Built a TypeScript library + API that scans any Chrome extension's manifest.json and generates a privacy score (0-100) with letter grades.
Use cases:
Check extensions before installing
CI/CD integration (GitHub Action coming)
Badge for your extension's README
Ran it against Urban VPN (the one that sold AI chats)
-> The Urban VPN scandal (8M users, AI chats sold to data brokers) showed that Google's review process isn't protecting anyone. <-
https://zovo.one/scanner/report/eppiocemhmnlbhjplcgkofciiegomcon
scored 29/100. The permissions were a red flag parade even before anyone looked at the code.
Stack: TypeScript core, Hono on CF Workers, Supabase, Lovable frontend.
BeLikeNative discusses a TypeScript library and API that scans Chrome extensions' manifest.json files to generate a privacy score. The tool aims to help users and developers assess extensions before installation and offers CI/CD integration. Feedback includes inquiries about scoring algorithms and suggestions for tracking permission changes over time.
this is really solid work. the urban vpn case is a perfect example of why user-side tooling matters more than platform gatekeeping at this point.

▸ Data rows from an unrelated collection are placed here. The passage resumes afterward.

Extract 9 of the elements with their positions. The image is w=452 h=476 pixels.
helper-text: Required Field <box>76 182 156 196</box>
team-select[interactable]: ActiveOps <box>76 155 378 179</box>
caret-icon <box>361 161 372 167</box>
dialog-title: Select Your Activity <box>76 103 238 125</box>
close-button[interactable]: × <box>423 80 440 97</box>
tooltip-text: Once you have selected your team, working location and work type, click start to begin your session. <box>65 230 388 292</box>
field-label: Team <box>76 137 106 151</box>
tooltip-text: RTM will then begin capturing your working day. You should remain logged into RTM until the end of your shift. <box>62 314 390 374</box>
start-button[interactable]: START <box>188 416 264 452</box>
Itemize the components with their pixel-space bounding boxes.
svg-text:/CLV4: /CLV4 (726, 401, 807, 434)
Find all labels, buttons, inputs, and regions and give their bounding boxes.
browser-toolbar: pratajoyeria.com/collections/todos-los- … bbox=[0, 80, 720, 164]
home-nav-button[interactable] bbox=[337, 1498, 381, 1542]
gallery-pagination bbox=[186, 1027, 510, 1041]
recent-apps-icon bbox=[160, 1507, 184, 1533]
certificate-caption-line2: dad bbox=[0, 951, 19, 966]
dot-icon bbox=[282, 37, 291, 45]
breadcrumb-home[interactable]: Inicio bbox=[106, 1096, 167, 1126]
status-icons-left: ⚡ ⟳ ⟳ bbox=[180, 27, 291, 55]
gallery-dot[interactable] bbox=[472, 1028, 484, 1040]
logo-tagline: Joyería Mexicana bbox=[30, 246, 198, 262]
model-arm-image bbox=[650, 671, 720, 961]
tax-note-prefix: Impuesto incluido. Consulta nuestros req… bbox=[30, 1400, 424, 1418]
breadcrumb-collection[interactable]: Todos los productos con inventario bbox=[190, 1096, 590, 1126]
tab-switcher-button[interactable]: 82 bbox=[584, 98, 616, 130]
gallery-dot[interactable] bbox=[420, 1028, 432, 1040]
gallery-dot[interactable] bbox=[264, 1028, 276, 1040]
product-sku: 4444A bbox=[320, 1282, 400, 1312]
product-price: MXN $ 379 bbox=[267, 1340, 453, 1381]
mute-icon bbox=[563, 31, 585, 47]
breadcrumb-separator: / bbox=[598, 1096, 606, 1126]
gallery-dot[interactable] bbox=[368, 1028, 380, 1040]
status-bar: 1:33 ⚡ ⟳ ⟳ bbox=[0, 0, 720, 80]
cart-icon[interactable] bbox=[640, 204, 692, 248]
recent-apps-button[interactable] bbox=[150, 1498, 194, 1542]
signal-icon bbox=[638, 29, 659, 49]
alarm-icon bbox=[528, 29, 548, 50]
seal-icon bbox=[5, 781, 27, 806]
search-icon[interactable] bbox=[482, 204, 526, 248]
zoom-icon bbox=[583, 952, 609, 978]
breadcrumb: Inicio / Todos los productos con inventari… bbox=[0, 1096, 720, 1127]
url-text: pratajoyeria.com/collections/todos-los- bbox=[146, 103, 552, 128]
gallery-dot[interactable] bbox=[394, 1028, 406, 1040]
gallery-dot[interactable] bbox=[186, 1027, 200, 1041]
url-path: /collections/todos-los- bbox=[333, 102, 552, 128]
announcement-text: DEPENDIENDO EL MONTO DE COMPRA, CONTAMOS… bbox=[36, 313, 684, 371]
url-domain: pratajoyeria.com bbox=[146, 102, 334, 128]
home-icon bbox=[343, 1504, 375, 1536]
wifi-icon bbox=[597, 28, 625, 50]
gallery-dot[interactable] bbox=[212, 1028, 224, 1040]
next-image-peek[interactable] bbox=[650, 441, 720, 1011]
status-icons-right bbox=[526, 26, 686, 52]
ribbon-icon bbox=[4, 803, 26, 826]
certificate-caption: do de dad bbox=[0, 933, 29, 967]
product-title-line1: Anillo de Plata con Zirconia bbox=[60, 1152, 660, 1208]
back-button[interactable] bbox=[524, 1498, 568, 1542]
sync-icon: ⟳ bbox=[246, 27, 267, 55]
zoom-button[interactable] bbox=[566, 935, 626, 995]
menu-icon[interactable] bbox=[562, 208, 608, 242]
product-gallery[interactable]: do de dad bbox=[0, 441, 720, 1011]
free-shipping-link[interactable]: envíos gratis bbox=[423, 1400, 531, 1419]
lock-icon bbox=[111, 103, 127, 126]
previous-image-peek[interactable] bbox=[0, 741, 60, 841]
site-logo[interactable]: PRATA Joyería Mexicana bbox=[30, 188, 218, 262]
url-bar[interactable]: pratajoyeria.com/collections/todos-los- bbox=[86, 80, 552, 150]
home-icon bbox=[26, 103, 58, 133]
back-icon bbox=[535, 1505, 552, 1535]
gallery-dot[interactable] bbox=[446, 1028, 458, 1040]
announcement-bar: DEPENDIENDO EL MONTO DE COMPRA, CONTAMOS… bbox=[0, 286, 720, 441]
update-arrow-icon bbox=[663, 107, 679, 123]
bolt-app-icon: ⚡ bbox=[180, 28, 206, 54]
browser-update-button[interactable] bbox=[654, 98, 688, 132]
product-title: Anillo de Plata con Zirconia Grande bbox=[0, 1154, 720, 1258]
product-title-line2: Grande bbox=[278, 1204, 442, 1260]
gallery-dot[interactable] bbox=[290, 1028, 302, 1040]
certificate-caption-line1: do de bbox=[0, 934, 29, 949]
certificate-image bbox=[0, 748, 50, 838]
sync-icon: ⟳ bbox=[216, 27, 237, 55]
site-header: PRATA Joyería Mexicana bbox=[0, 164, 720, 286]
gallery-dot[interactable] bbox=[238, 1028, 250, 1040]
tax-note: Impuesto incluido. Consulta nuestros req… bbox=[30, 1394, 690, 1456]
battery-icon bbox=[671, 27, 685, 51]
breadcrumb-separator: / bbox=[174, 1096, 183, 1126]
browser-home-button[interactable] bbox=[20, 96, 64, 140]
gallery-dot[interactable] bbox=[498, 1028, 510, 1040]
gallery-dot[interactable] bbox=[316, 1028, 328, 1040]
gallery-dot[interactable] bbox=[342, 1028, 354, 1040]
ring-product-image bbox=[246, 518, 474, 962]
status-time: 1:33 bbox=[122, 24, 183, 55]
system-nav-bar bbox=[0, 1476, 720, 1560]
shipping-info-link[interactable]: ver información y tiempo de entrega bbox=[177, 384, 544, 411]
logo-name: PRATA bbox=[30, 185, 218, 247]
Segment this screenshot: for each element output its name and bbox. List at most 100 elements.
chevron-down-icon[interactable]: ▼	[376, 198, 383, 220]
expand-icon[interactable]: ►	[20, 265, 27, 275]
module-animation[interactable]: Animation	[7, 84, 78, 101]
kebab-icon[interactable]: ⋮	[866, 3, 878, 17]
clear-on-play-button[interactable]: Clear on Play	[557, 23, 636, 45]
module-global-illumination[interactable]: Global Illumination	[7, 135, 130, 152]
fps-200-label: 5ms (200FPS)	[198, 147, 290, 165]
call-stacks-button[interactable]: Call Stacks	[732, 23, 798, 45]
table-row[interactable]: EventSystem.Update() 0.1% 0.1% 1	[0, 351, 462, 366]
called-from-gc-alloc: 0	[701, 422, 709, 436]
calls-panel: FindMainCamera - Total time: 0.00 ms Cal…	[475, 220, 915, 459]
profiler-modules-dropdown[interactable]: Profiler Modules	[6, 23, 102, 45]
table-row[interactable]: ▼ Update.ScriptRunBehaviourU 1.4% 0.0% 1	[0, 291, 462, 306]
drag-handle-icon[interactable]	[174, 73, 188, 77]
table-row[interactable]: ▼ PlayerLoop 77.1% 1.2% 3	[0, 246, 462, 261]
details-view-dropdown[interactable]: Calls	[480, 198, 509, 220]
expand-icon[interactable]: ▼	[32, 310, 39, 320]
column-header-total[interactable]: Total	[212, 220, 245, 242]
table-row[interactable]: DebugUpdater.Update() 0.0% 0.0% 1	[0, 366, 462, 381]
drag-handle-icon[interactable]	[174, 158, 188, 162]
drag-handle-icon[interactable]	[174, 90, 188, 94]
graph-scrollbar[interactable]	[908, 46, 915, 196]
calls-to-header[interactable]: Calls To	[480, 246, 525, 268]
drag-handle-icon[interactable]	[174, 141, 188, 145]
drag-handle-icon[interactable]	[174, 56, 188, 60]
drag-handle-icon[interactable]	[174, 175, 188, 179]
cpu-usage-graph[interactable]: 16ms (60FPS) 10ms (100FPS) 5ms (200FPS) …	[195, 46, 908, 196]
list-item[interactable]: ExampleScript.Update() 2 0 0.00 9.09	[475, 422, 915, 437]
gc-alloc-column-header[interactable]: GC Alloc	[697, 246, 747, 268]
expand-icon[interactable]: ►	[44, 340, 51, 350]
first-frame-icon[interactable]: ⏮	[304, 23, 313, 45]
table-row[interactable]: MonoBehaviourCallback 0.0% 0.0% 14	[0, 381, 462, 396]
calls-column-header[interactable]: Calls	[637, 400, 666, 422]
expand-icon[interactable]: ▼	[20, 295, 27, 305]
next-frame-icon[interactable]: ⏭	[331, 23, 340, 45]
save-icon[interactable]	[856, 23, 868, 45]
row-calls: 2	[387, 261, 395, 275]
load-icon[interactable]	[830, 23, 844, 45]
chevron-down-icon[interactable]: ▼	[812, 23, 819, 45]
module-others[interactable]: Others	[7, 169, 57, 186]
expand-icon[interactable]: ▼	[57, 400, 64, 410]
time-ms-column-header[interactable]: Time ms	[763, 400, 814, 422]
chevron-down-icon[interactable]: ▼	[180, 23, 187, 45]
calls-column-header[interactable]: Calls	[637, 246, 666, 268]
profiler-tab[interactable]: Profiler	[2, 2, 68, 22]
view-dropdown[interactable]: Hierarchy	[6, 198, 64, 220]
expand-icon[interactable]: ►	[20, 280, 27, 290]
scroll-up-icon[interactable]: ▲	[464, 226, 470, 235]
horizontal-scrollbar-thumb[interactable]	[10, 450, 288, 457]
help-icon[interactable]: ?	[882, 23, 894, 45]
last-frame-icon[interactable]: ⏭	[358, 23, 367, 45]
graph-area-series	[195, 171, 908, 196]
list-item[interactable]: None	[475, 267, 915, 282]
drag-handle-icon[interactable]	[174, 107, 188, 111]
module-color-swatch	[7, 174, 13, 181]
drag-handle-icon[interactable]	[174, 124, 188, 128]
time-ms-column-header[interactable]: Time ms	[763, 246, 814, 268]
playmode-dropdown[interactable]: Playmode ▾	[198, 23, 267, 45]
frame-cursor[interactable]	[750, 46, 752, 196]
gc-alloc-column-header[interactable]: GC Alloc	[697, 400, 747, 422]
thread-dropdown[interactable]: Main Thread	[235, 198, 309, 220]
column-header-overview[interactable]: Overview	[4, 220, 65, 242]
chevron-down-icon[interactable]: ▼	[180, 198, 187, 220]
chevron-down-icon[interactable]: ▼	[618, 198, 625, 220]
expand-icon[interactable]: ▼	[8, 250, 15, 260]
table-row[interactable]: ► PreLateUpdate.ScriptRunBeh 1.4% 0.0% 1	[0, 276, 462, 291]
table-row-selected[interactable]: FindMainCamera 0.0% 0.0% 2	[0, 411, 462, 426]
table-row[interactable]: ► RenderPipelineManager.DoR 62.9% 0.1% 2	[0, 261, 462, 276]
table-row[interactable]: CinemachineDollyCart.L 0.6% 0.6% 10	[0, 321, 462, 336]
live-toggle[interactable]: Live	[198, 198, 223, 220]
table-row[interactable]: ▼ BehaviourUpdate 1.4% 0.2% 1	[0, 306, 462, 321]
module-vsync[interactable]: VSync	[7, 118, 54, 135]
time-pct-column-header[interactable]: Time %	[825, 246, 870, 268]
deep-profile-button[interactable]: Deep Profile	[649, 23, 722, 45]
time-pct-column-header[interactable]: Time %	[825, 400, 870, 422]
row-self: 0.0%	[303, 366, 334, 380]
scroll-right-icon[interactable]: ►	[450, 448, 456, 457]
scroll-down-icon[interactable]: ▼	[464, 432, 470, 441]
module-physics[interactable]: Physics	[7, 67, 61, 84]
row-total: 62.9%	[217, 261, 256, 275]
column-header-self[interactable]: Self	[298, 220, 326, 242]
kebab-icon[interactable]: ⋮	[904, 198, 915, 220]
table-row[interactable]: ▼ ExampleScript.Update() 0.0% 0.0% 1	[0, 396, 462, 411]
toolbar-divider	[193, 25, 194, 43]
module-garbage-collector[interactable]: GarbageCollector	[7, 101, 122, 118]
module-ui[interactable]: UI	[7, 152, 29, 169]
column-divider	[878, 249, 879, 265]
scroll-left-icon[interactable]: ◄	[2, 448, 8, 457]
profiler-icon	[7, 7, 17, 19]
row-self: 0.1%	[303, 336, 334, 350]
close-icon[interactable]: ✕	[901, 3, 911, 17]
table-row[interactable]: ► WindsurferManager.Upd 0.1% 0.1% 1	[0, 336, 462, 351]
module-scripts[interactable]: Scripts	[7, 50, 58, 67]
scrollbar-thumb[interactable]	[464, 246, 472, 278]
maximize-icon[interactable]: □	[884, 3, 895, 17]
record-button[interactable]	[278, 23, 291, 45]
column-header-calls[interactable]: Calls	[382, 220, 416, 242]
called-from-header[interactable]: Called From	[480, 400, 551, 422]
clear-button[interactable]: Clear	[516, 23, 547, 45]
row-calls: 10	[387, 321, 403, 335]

one thing i'd be curious about - how are you weighting different permission types in your scoring algorithm? like, is webRequest weighted heavier than storage, or are you doing some kind of combination score based on common abuse patterns? the letter grade is nice for quick scanning but wondering if you expose the breakdown anywhere.
also, have you thought about tracking permission changes over time? extensions that gradually expand their permissions post-install are usually the sketchiest ones. could be a useful feature for the ci/cd integration - like flag any new permissions added since last version.
well, Urban VPN getting away with that shows Google reviews are not cutting it. This scanner looks super useful for devs and users. If you need automated flagging and moderation at scale, ActiveFence is worth a look too.
The privacy-first angle is exactly right. I built an open-source Twitter unfollow manager with the same philosophy - all processing happens locally in the browser, zero external calls. The Web Store review process does not catch permission abuse, which is why minimal permissions plus a transparent README matters more than any badge. Good luck with the CI/CD integration.